Dianjurkan pula mengakhirkan makan sahur karena Nabi sering melakukannya. Zaid bin Tsabit berkata kepada Anas “Kami makan sahur bersama Nabi shallallahu ‘alaihi wa sallam kemudian kami berdiri untuk shalat”. Anas bertanya “Berapa lama jarak antara adzan shubuh dan sahur kalian?” Zaid menjawab “Sekitar membaca 50 ayat” (HR. Bukhari-Muslim)

Di dalam hadits di atas juga terdapat dalil bahwa batas akhir sahur adalah adzan subuh, bukan yang diistilahkan dengan imsak oleh kebanyakan kaum muslimin hari ini. Ini terbukti dari pertanyaan Anas “Berapa lama jarak antara adzan shubuh dan sahur kalian?”. Hal ini menunjukkan bahwa batas akhir sahur di masa Nabi adalah adzan subuh. Hadits ini memperkuat firman Allah ta’alaDan makan minumlah hingga terang bagimu benang putih dari benang hitam, yaitu fajar” (QS. Al Baqarah: 187). Di samping itu, terdapat banyak hadits yang menunjukkan bahwa batas akhir makan sahur adalah adzan subuh.

[2] Menyegerakan berbuka

Rasulullah shallallahu ‘alaihi wa sallam bersabda, “Manusia akan senantiasa dalam kebaikan selama mereka menyegerakan berbuka” (HR. Bukhari-Muslim). Ibnu ‘Abdil Barr berkata “Hadits-hadits tentang menyegerakan berbuka dan mengakhirkan sahur derajatnya shahih dan mutawatir (banyak yang meriwayatkan). Di dalam riwayat Abdurrazzaq yang shahih dari ‘Amr bin Maimun, beliau berkata “Para sahabat Muhammad shallallahu ‘alaihi wa sallam adalah manusia yang paling bersegera berbuka dan yang paling mengakhirkan sahur”. (lihat Fathul Bari karya Ibnu Hajar).

[3] Berbuka dengan Kurma jika ada atau dengan air

Anas bin Malik radhiyallahu ‘anhu menuturkan “Dahulu Rasulullah shallallahu ‘alaihi wa sallam biasa berbuka dengan rathb (kurma basah) sebelum menunaikan shalat. Jika tidak ada, maka beliau berbuka dengan tamr (kurma kering).
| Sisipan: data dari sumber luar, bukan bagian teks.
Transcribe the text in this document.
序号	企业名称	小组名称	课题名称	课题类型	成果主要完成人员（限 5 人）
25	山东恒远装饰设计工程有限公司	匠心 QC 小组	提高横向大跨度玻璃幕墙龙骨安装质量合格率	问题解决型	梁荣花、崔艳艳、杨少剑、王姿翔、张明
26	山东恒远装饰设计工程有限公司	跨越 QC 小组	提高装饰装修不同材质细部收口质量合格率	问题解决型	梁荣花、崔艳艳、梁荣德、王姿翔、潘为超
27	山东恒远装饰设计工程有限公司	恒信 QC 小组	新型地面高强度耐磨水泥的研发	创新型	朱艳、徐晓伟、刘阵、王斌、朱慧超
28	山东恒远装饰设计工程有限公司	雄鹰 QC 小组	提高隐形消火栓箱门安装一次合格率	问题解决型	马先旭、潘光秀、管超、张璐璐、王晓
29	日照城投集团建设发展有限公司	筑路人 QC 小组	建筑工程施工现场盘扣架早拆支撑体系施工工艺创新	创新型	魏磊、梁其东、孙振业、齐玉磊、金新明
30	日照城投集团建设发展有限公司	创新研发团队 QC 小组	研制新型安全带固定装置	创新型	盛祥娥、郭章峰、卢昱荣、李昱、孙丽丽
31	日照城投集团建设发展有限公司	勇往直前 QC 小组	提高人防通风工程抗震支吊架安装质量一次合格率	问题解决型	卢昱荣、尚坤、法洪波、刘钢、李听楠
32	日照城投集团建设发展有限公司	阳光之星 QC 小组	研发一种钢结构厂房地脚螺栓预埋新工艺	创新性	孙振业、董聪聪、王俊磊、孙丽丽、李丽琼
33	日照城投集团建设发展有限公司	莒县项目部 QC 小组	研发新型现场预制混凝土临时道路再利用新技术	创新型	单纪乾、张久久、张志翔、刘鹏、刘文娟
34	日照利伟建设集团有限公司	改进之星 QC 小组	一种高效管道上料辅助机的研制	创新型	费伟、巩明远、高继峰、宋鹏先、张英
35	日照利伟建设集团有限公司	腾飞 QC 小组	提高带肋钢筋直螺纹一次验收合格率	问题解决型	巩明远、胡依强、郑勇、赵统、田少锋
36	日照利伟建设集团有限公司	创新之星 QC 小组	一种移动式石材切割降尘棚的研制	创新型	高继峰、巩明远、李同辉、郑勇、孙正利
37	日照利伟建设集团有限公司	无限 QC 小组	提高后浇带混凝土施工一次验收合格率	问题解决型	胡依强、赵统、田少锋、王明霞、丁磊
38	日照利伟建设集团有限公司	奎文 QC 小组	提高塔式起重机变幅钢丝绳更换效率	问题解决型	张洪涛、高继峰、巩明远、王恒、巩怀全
Jika tidak ada pula, maka beliau berbuka dengan beberapa teguk air” (HR. Ahmad dan Abu Dawud, hasan shahih).

[4] Berdo’a ketika berbuka

Do’a yang shahih yang diajarkan oleh Nabi shallallahu ‘alaihi wa sallam ketika berbuka adalah sebagai berikut “Dzahabat zhama’u wabtallatil ‘uruuqu wa tsabatal ajru insya Allah” yang artinya “Rasa haus telah hilang dan urat-urat telah basah dan pahala telah ditetapkan insya Allah” (HR Abu Dawud, hasan).

Adapun do’a yang populer di kalangan kaum muslimin yaitu “Allahumma laka shumtu…dst” yang diriwayatkan oleh Abu Dawud dan At Thabrani derajatnya dha’if (lemah) sehingga tidak bisa dijadikan sebagai dalil. Di antara ulama’ yang mendha’ifkan hadits ini adalah Ibnul Qayyim dan Syaikh Al Albani. Oleh karena itu, cukuplah hadits hasan yang telah disebutkan sebelumnya dijadikan sebagai pegangan beramal disebabkan karena hadits hasan dapat dijadikan sebagai dalil.

[5] Memberi makan orang yang berbuka

Memberi makan orang yang berbuka mengandung keutamaan yang besar. Rasulullah shallallahu ‘alaihi wa sallam bersabda “Barangsiapa yang memberi makan berbuka kepada orang yang berpuasa, maka dia mendapat pahala seperti orang yang berpuasa tersebut tanpa mengurangi pahala orang yang berpuasa tersebut sedikitpun juga” (HR Tirmidzi, shahih).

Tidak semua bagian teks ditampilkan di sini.